Simple HTML decluttering
24 Oct 2014
Some time ago, I implemented a very simple Perl script for the removal of HTML boilerplate (advertising, comments and other clutter surrounding the content on commercial websites). This is often useful if you want to reprocess text for offline reading, especially on devices like eReaders which don't handle complex layouts well.
The script is less than 300 lines long, and uses very simple a series of tree-processing algorithms which can be customized and tuned. The script may be downloaded here:
It requires the module
HTML::TreeBuilder (available from CPAN). The script itself is public domain -- you can use it any way you like. Invoke it as follows:
Decluttered output will be written to standard output. This appears to work reasonably well on most news websites that I've tried.
The decluttering process works on a parsed HTML tree. It consists of three processing phases, and the result of each is another HTML tree. The three phases are called "prune", "shake" and "purify". They are described below.
This is a simple top-down subtree pruning filter. The tree is walked in pre-order. Each node is examined on its own, without regard for its position in the tree, ancestry, or content. Nodes are fed to a decision-making function, which decides whether to keep or prune the node. If the node is to be pruned, the entire subtree is deleted. Otherwise, we recursively process the children of the node.
The decision-making function looks for low-hanging fruit, such as
<script> tags, or tags with class names containing poison words like "comment", "promo", or "popup".
This is the most complex filter in the tree. Decisions are made in post-order: the fate of child nodes is decided before that of their parents.
At the point of decision for each node, we have access to the following information:
Link: whether this is a hyperlinked subtree (true if either this node or any of its ancestors are
LinkWords: the total number of words in this subtree which are contained in hyperlinked subtrees.
Words: the total number of words in this subtree which are in non-hyperlinked subtrees.
Keep: whether any of the descendents of this node have been explicitly kept. We need to ensure that if we decide to keep a node, we must not also decide to prune any of its ancestors!

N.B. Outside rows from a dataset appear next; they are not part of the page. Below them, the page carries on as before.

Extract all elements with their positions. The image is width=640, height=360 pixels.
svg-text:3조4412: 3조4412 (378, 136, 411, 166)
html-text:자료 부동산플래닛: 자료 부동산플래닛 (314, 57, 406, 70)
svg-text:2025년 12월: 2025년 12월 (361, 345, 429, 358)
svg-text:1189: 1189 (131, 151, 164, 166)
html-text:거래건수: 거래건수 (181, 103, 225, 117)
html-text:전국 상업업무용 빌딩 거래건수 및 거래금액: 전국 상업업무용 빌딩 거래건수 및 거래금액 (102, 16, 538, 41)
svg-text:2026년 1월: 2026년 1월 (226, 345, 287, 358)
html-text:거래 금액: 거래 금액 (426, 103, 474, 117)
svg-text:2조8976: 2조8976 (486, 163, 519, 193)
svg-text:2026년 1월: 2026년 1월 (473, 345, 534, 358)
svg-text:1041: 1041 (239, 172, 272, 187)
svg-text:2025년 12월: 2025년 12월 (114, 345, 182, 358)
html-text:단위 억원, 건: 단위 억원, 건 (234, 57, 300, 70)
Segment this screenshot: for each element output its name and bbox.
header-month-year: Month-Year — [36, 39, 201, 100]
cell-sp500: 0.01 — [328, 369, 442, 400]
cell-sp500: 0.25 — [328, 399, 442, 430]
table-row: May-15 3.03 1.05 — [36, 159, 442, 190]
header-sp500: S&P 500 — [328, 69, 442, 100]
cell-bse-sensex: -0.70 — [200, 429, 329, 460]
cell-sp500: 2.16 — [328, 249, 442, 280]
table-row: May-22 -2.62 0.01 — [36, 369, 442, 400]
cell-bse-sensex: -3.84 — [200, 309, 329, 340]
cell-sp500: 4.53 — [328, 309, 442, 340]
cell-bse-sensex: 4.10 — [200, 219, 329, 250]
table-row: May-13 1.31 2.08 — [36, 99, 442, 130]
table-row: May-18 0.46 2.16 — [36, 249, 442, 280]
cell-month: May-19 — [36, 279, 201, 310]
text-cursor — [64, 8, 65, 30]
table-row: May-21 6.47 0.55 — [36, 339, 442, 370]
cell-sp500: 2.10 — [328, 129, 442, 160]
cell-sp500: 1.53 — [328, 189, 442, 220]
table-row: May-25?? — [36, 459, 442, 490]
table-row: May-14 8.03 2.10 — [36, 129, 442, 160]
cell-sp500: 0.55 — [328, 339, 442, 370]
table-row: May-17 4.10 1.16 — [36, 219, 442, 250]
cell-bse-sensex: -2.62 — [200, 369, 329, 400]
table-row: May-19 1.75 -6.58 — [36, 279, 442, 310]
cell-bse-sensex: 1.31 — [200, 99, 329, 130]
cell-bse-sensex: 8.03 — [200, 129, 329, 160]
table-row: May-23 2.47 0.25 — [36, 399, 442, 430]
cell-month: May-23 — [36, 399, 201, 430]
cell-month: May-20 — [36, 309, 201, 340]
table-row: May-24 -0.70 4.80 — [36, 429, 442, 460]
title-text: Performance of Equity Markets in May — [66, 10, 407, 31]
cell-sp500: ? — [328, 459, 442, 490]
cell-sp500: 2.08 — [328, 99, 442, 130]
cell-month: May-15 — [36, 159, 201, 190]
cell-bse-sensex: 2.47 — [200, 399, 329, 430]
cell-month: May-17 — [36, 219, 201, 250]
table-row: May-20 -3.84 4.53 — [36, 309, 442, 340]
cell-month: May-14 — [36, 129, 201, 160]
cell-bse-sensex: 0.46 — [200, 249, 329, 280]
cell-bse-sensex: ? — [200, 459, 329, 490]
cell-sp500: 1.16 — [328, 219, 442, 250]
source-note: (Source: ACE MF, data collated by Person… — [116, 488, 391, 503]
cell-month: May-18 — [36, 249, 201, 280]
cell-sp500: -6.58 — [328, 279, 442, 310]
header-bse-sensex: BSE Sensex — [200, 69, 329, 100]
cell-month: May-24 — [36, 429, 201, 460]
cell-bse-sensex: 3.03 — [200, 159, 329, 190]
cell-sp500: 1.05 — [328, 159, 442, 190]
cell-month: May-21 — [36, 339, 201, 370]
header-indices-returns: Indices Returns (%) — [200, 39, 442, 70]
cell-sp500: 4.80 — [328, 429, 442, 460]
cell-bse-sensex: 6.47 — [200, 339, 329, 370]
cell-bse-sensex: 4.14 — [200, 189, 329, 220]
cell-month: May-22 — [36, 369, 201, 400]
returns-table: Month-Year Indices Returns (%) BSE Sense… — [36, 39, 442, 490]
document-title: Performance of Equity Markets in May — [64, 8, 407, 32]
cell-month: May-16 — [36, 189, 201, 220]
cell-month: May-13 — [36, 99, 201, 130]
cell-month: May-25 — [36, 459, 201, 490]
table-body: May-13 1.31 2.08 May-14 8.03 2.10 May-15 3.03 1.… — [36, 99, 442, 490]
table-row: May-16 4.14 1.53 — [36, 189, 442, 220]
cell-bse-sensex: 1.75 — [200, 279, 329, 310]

Tags: the total size of this subtree (i.e. the total number of opening tags if the subtree were to be printed).
These statistics are computed over every node in the tree. However, not every node constitutes a decision point. Decisions are made only at what we call "block tags". These are tags like
<section>, or any tag which we expect to be used to enclose a logical section of a document.
At each decision point, we calculate a score for the node:
Score = Words - 2*LinkWords - Tags
This is a simple linear combination whose weights were chosen by trial and error. Better weights probably exist.
If the score comes out non-negative, we set the
Keep flag for the node, which propagates upwards. On the other hand, if the score is negative, we delete this subtree (but still propagate the word and tag counts upwards, as if the node had not been removed -- this ensures that each decision is independent).
Shake: heuristic overrides
The shake algorithm makes mistakes, and we sometimes want to override them. False negatives, where boilerplate is preserved, isn't such a big deal. However, we want to be able to override classes of false positives.
In order to do this, we introduce an extra decision function, which acts on nodes independently, in the style of the function used in the "prune" phase. This function returns true if it decides that the shake algorithm should be overridden in favour of keeping a given node. This is used to detect blocks such as "author" and "byline" blocks, which often fail to yield high node scores.
This function is applied at every node in the tree, not just at block tags. If the function returns true, we set a context variable called
Blessed, which propagates downwards and suppresses the removal of descendents. We also set the
Keep flag, which propagates upwards and prevents the removal of ancestors.
This is a simple flattening filter which is applied before output. We maintain a list of approved tags, and for each one, a list of approved attributes.
All text is kept, but tags and attributes which aren't in the approved list are removed, thus flattening the tree (similar to limited-HTML filters used to filter comments on blog sites).
The "shake" procedure described above is influenced by a slightly more complex (and better-performing) algorithm described in the paper:
- Boilerplate Detection using Shallow Text Features, by Christian Kohlschütter, Peter Fankhauser and Wolfgang Nejdl.
The authors of this paper have implemented their algorithm in a Java library called boilerpipe.
There also exists a heuristic boilerplate remover called justext. This is implemented in Python, and works by looking for text containing mainly full sentences.